The amendment would add “and for a majority of the individual’s worktime” after “interest of the employer” and strike the words “assign” and “responsibility to direct them.”  The amended section of the  statute would read, therefore:

any individual having authority, in the interest of the employer and for a majority of the individual’s worktime, to hire, transfer, suspend, lay off, recall, promote, discharge, reward, or discipline other employees. . . .

What Is the Significance of the RESPECT Act?

On its face, this looks like a modest change, but it could  have far-reaching impact, particularly in health care.   There has long been tension as to who is and who is not a supervisor. Supervisors are not allowed to organize into unions. When a union seeks to organize an employer for the first time, the bargaining unit defined by the parties must exclude supervisors. Consequently, employers generally want to treat as many employees as possible as supervisors, while the union wants to minimize the number of persons identified as supervisors in order to limit the size  of the bargaining unit.

There has long been tension between the more conservative and the more liberal members of the National Labor Relations Board (NLRB).  When I worked at the Board the staff often joked that for some Board members “everyone was a supervisor.”  The issue  came to a head in  the broad context of charge nurses.

Generally in a hospital each unit has at least one charge nurse.  The nurse may assign others duties and oversee the unit for his or her shift.  However, charge nurses usually do not have the power to hire and fire nor perform other managerial functions.  In 1996, the Board held in Kentucky River Community Care, Inc, 323 NLRB No. 209 (1997),  that  six  registered nurses in a 110 member bargaining unit  were not supervisors because the nurses  did not use “independent judgment” when they exercised “ordinary professional or technical judgment in directing less-skilled employees to deliver services in accordance with employer-specified standards.”  

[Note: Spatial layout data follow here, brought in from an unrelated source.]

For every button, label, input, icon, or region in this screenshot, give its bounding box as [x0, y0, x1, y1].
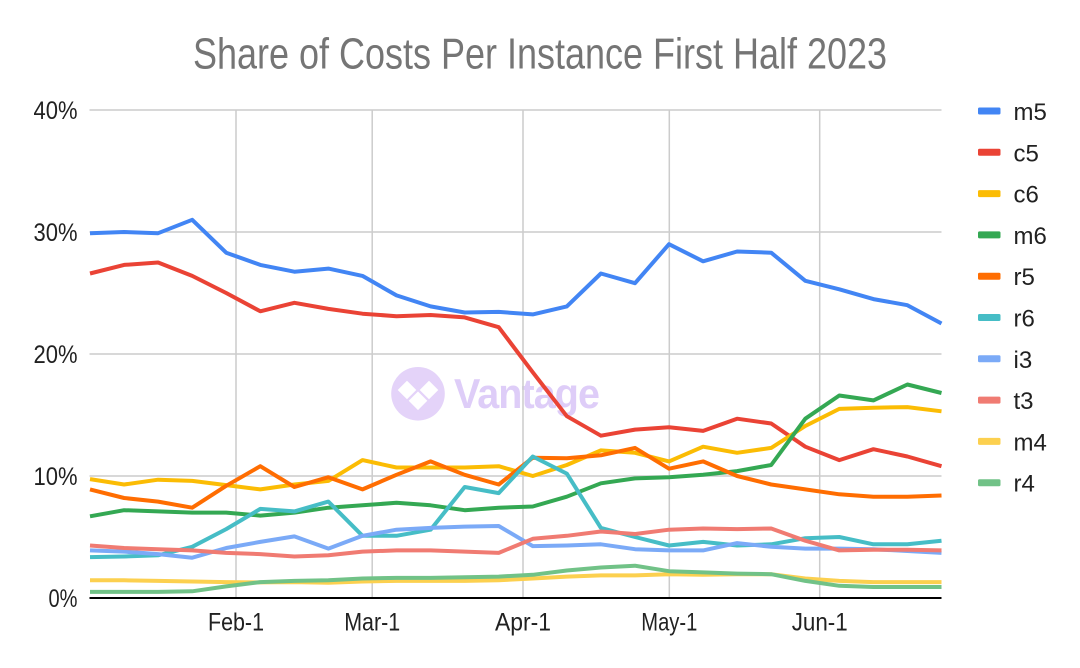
- svg-text:40%: 40%: [34, 97, 78, 125]
- svg-text:Feb-1: Feb-1: [208, 609, 264, 637]
- svg-text:t3: t3: [1014, 388, 1034, 415]
- svg-text:20%: 20%: [34, 341, 78, 369]
- svg-text:c5: c5: [1014, 140, 1039, 167]
- svg-text:May-1: May-1: [641, 609, 697, 637]
- svg-text:r6: r6: [1014, 306, 1035, 333]
- svg-text:Vantage: Vantage: [454, 370, 599, 417]
- svg-text:Apr-1: Apr-1: [495, 609, 551, 637]
- svg-text:0%: 0%: [49, 585, 78, 613]
- svg-text:30%: 30%: [34, 219, 78, 247]
- svg-text:Jun-1: Jun-1: [792, 609, 848, 637]
- svg-text:i3: i3: [1014, 347, 1033, 374]
- svg-text:c6: c6: [1014, 182, 1039, 209]
- svg-text:10%: 10%: [34, 463, 78, 491]
- svg-text:m4: m4: [1014, 429, 1047, 456]
- svg-text:r4: r4: [1014, 471, 1035, 498]
- svg-text:m5: m5: [1014, 99, 1047, 126]
- svg-text:r5: r5: [1014, 264, 1035, 291]
- svg-text:Share of Costs Per Instance Fi: Share of Costs Per Instance First Half 2…: [193, 30, 887, 79]
- svg-text:m6: m6: [1014, 223, 1047, 250]
- svg-text:Mar-1: Mar-1: [344, 609, 400, 637]
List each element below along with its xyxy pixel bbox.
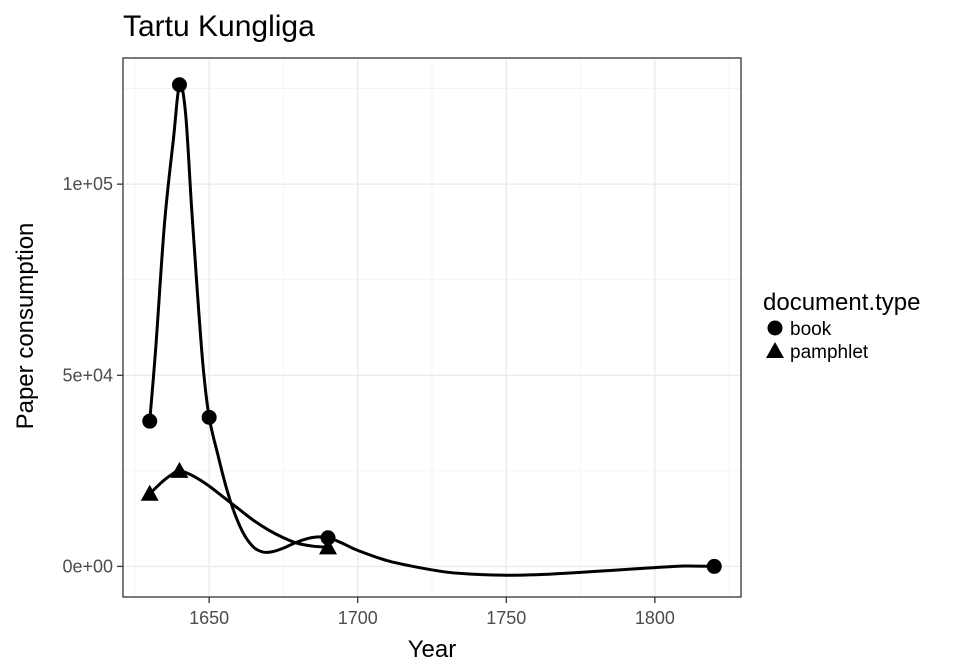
pamphlet-point <box>170 461 189 478</box>
legend: document.type book pamphlet <box>763 289 920 363</box>
chart-title: Tartu Kungliga <box>123 10 315 43</box>
pamphlet-point <box>319 538 338 555</box>
y-axis-title: Paper consumption <box>12 223 39 430</box>
legend-title: document.type <box>763 289 920 316</box>
panel-border <box>122 57 742 598</box>
book-point <box>201 409 217 425</box>
x-tick-label: 1700 <box>338 608 378 628</box>
pamphlet-point <box>140 484 159 501</box>
y-tick-label: 5e+04 <box>62 365 113 385</box>
book-smooth-line <box>148 82 715 577</box>
y-axis: 0e+00 5e+04 1e+05 <box>62 174 123 576</box>
data-markers <box>140 77 722 574</box>
grid-lines <box>123 58 741 597</box>
book-point <box>706 558 722 574</box>
legend-label-pamphlet: pamphlet <box>790 342 869 363</box>
legend-pamphlet-triangle-icon <box>766 342 784 358</box>
book-point <box>171 77 187 93</box>
pamphlet-smooth-line <box>148 469 329 549</box>
x-tick-label: 1650 <box>189 608 229 628</box>
legend-book-circle-icon <box>767 320 783 336</box>
y-tick-label: 1e+05 <box>62 174 113 194</box>
x-tick-label: 1750 <box>486 608 526 628</box>
x-axis: 1650 1700 1750 1800 <box>189 597 675 628</box>
x-axis-title: Year <box>408 636 457 663</box>
legend-label-book: book <box>790 319 832 340</box>
x-tick-label: 1800 <box>635 608 675 628</box>
y-tick-label: 0e+00 <box>62 556 113 576</box>
book-point <box>142 413 158 429</box>
book-point <box>320 530 336 546</box>
smooth-lines <box>148 82 715 577</box>
plot-panel <box>122 57 742 598</box>
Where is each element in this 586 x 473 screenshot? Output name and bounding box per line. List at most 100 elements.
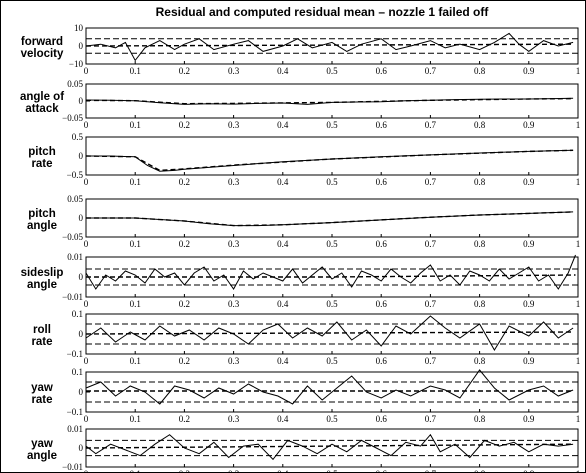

The Supreme Court ultimately rejected the Board’s reasoning, however in NLRB v. Kentucky River Community Care, Inc., 532 U.S. 706 (2001).   In 2006, the Board decided Oakwood Healthcare, Inc., 348 NLRB No. 37 (2006), finding charge nurses supervisors and devising a new test for measuring who is and who is not a supervisor, consisten with the Supreme Court’s pronouncement in Kentucky River.

The result is employees who perform even limited supervisory duties part of the time may be viewed as supervisors and prohibited from joining labor organizations.  By requiring that an employee can only be deemed a supervisor under the NLRA if he or she acts as a supervisor the majority of  his or her worktime and by eliminating the words “assign” and “responsibility to direct them,” the amendment would allow most charge nurses, and  perhaps many other part-time supervisors, to be represented by a union.

Needless to say, unions are lobbying hard for the bill, while employers are generally opposed to it.